These days, tech firms fear attacks from hacking groups like Anonymous operating remotely from locations around the globe. However, back in 1992, a couple of activists tried to stop GPS technology at the source by destroying satellites with axes.
It's hard to imagine a world without GPS (Global Positioning System) technology today. Google Maps and its competitors have made asking for directions virtually redundant. In 1992, far from being a personal aid, GPS was something that the U.S. military used to target missiles in the first Gulf War.
One of the activists told The Atlantic that the GPS attack was motivated by a desire to stop a military weapon rather than a surveillance tool that would ultimately be used to track everyone on the planet.

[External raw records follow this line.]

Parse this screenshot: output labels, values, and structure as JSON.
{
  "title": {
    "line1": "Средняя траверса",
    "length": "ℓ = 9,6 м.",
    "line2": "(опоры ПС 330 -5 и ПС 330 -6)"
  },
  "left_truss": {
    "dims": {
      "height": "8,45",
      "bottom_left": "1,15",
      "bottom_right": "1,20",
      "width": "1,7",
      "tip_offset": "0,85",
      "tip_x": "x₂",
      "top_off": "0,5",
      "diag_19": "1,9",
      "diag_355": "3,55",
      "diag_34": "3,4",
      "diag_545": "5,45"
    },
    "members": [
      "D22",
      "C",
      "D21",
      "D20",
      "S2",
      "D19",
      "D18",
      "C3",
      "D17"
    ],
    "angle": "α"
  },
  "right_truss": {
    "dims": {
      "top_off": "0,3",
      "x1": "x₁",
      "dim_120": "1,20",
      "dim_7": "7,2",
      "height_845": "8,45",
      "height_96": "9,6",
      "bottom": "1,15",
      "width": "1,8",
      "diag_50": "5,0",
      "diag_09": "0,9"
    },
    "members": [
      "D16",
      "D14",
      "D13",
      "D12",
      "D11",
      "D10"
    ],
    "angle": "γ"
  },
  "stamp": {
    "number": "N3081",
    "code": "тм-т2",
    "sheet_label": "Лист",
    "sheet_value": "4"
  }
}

On May 10, 1992, the ax-wielding Keith Kjoller and Peter Lumsdaine broke into the Rockwell International facility in Seal Beach, Calif.,where U.S. military satellites were being built. Lumsdaine managed to hit one satellite more than 60 times and cause an estimated $2 million in damage before being arrested. The pair pleaded guilty and received reduced sentences of 18 months and two years, respectively.
The men, who called themselves the "The Harriet Tubman-Sarah Connor Brigade," after the leader of the Underground Railroad and the Terminator movie character, were targeting the Navigation Satellite Timing And Ranging (NAVSTAR) program, which was responsible for developing GPS. Even today, Lumsdaine regards GPS as a military tool, describing it as "military in its origins, military in its goals, military in its development and [is still] controlled by the military."
NAVSTAR was launched in 1973, and the first GPS-enabled satellites started going into orbit in 1980. However, the world only became aware of the term during the first Gulf War as it was widely used in the media.
Lumsdaine's ax strokes were an attempt to destroy something he saw as a weapon that caused civilian deaths.
"Most of the civilian casualties of Operation Desert Storm came after the war because the infrastructure was targeted; the water, the electric lines, the generating stations," he said. The activist admitted that using GPS as a surveillance tool wasn't really in their minds at the time.
Lumsdaine has spent a career researching robotic warfare while working for the National Mobilization for Survival, the Resource Center for Nonviolence and, surprisingly, even the U.S. Department of Energy. He sees the drone programs in the the Middle East as a continuation of NAVSTAR, but it's unlikely there will be another ax attack from Lumsdaine or anyone else anytime soon. Not only has modern security (aided by GPS satellites) made physical attacks more difficult, but in today's networked technology age, physically attacking a single node doesn't do much damage to the system.